Франция отнюдь не отгораживается от новых идей. Стоило промелькнуть в газетах сообщению, что советские гинекологи применяют новый метод для обезболивания родов, как его стали применять во многих парижских госпиталях. После статей о работе советских селекционеров возникли кружки любителей-мичуринцев. Психиатры применяют все методы лечения, найденные немцами или англичанами. Психологи увлекаются лоботомией. Социологи заняты проблемой профессиональной ориентации, педагоги — политехническим образованием. Идеи, приходящие из-за границы, верные и неверные, быстро находят во Франции отклик. Большую роль сыграл Ницше. На романистов, если взять последние полвека, влияли Горький и Джойс, Чехов и Фолкнер, Хемингуэй и Кафка. В драматургии бесспорно влияние Пиранделло, Шоу, Лорки. Молодые поэты многое взяли у Маяковского. Сартр продлил философию датчанина Кьеркегора и немца Хайдеггера. Сюрреалисты увлекались фрейдизмом. Марксизм и советский опыт во многом определили творческий путь столь различных писателей, как Арагон и Элюар, Жан Ришар Блок и Роже Вайян, Куртад и Клод Руа.
Старое причудливо сочетается с новым. Франция не раз отступалась от того, что казалось ей несправедливым, неразумным, отжившим, но никогда Франция не отступалась от себя.

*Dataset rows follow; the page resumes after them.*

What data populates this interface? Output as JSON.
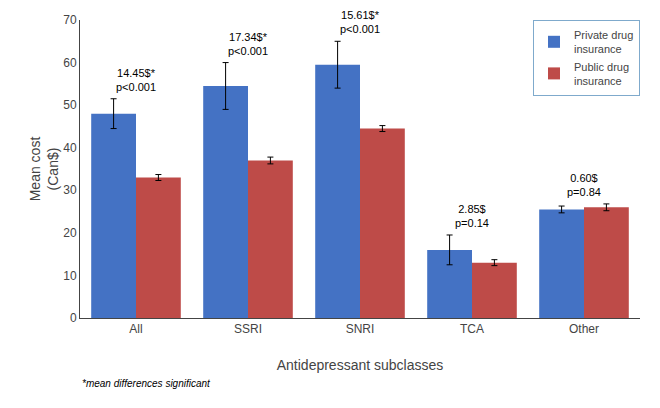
{
  "chart_data": {
    "type": "bar",
    "categories": [
      "All",
      "SSRI",
      "SNRI",
      "TCA",
      "Other"
    ],
    "series": [
      {
        "name": "Private drug\ninsurance",
        "color": "#4472C4",
        "values": [
          48,
          54.5,
          59.5,
          16,
          25.5
        ],
        "errors": [
          3.5,
          5.5,
          5.5,
          3.5,
          0.8
        ]
      },
      {
        "name": "Public drug\ninsurance",
        "color": "#BE4B48",
        "values": [
          33,
          37,
          44.5,
          13,
          26
        ],
        "errors": [
          0.7,
          0.8,
          0.7,
          0.7,
          0.8
        ]
      }
    ],
    "annotations": [
      {
        "x": "All",
        "text": "14.45$*\np<0.001"
      },
      {
        "x": "SSRI",
        "text": "17.34$*\np<0.001"
      },
      {
        "x": "SNRI",
        "text": "15.61$*\np<0.001"
      },
      {
        "x": "TCA",
        "text": "2.85$\np=0.14"
      },
      {
        "x": "Other",
        "text": "0.60$\np=0.84"
      }
    ],
    "ylabel": "Mean cost\n(Can$)",
    "xlabel": "Antidepressant subclasses",
    "footnote": "*mean differences significant",
    "ylim": [
      0,
      70
    ],
    "yticks": [
      0,
      10,
      20,
      30,
      40,
      50,
      60,
      70
    ],
    "grid": false,
    "legend": "upper right"
  }
}
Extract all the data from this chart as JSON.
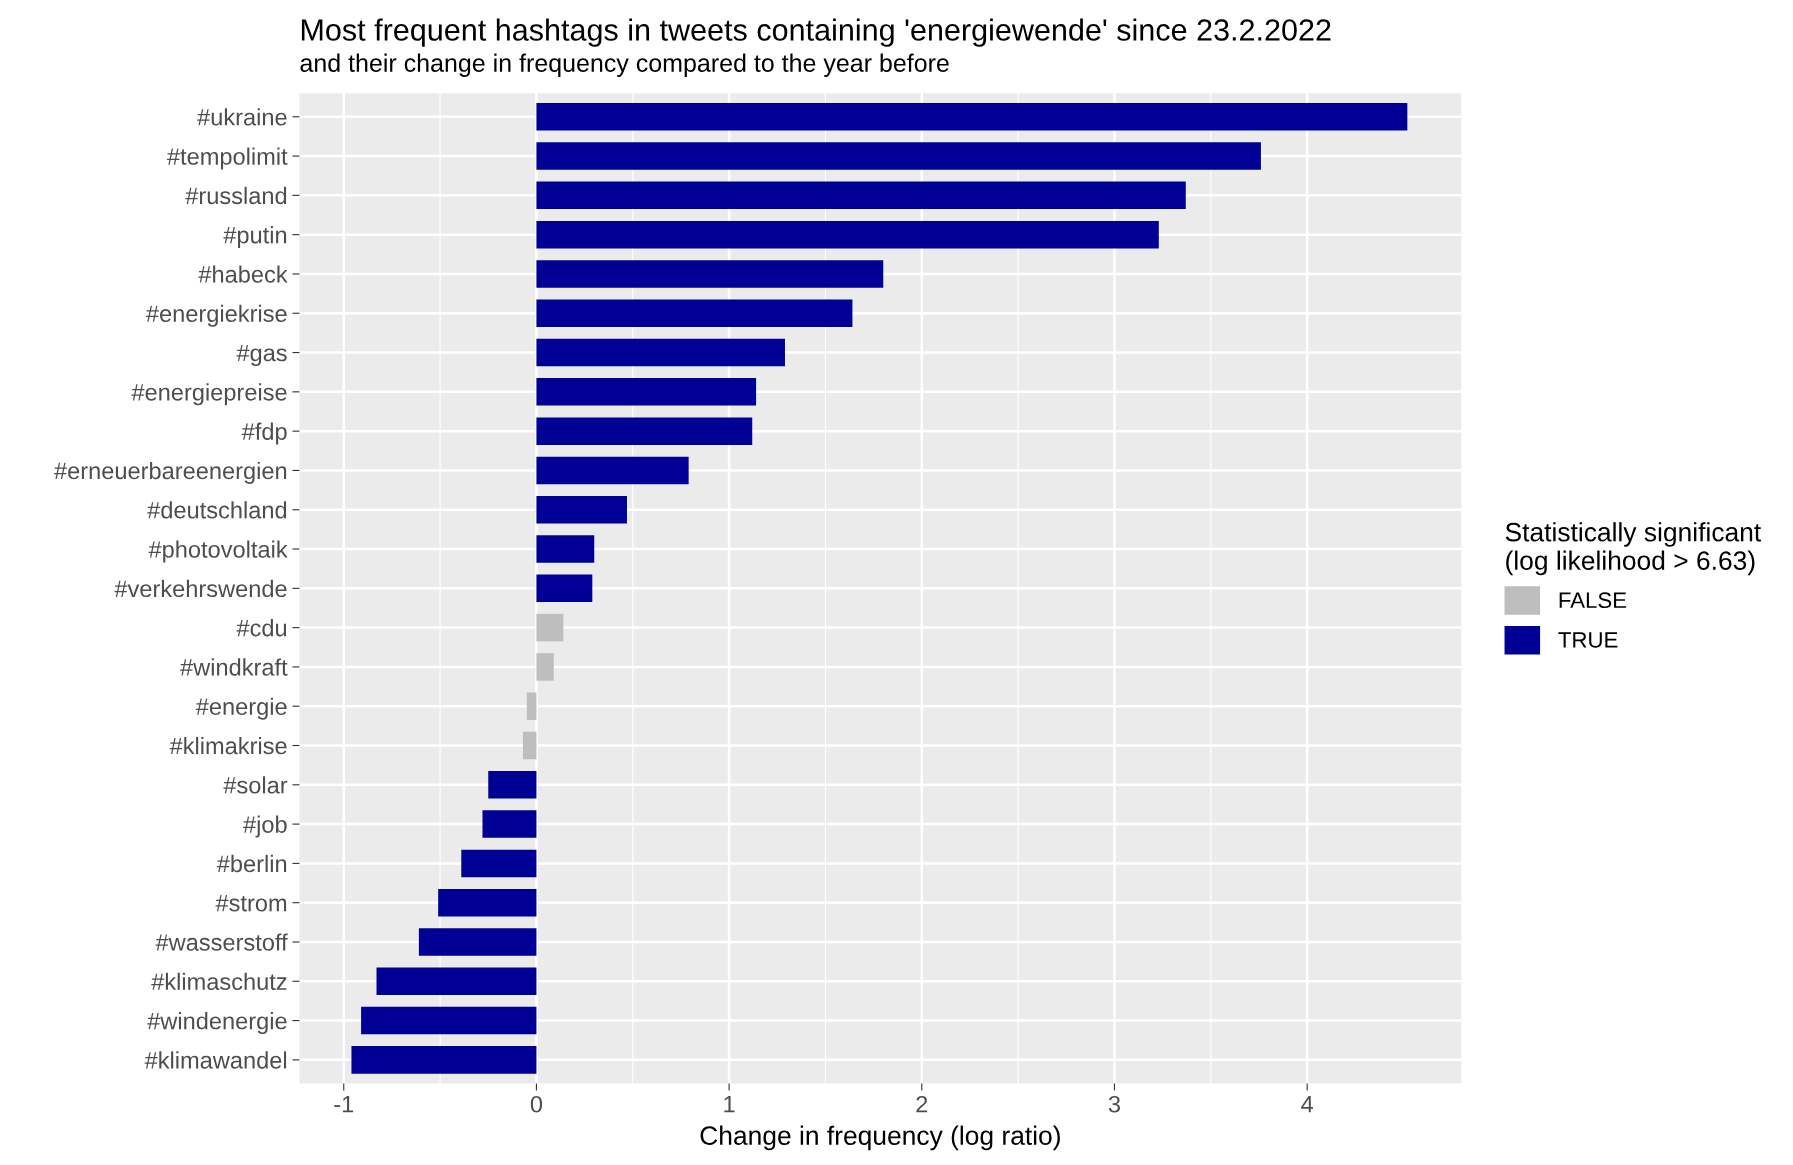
{
  "chart_data": {
    "type": "bar",
    "orientation": "horizontal",
    "title": "Most frequent hashtags in tweets containing 'energiewende' since 23.2.2022",
    "subtitle": "and their change in frequency compared to the year before",
    "xlabel": "Change in frequency (log ratio)",
    "legend_title": "Statistically significant\n(log likelihood > 6.63)",
    "categories": [
      "#ukraine",
      "#tempolimit",
      "#russland",
      "#putin",
      "#habeck",
      "#energiekrise",
      "#gas",
      "#energiepreise",
      "#fdp",
      "#erneuerbareenergien",
      "#deutschland",
      "#photovoltaik",
      "#verkehrswende",
      "#cdu",
      "#windkraft",
      "#energie",
      "#klimakrise",
      "#solar",
      "#job",
      "#berlin",
      "#strom",
      "#wasserstoff",
      "#klimaschutz",
      "#windenergie",
      "#klimawandel"
    ],
    "series": [
      {
        "name": "FALSE",
        "color": "#bebebe",
        "values": [
          null,
          null,
          null,
          null,
          null,
          null,
          null,
          null,
          null,
          null,
          null,
          null,
          null,
          0.14,
          0.09,
          -0.05,
          -0.07,
          null,
          null,
          null,
          null,
          null,
          null,
          null,
          null
        ]
      },
      {
        "name": "TRUE",
        "color": "#000094",
        "values": [
          4.52,
          3.76,
          3.37,
          3.23,
          1.8,
          1.64,
          1.29,
          1.14,
          1.12,
          0.79,
          0.47,
          0.3,
          0.29,
          null,
          null,
          null,
          null,
          -0.25,
          -0.28,
          -0.39,
          -0.51,
          -0.61,
          -0.83,
          -0.91,
          -0.96
        ]
      }
    ],
    "xlim": [
      -1.23,
      4.8
    ],
    "xticks": [
      {
        "value": -1,
        "label": "-1"
      },
      0,
      1,
      2,
      3,
      4
    ],
    "grid": true,
    "legend": "right"
  }
}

Много раз я слышал, как ревностные католики посмеивались над нравами духовенства или осуждали политику Ватикана. Я встречал убежденных консерваторов, которые с уважением, даже с гордостью говорили не только о сочинениях Сен-Жюста, но и о «Страстной неделе» Арагона. Клодель был католиком, в своей общественной деятельности дипломатом, консерватором, но он был подлинным поэтом, и, может быть, самые теплые, самые благородные слова, посвященные его смерти, были подписаны Арагоном.
Гастон Монмуссо — один из старейших французских коммунистов. Он страстно любит Турень, где родился, и написал о ней книгу. Его герой Жан Бреко рассуждает о замке Азэ, построенном в эпоху Возрождения: «Ничего не скажешь, такие мы есть. Вот замок капиталистов. Капиталисты меня выводили из себя всю мою жизнь, как и вас всех. Я должен был бы ненавидеть этот замок, с его башнями, парадными лестницами, роскошной отделкой стен. И вот наоборот — я его люблю, — есть в нем что-то мое, вот в чем дело…»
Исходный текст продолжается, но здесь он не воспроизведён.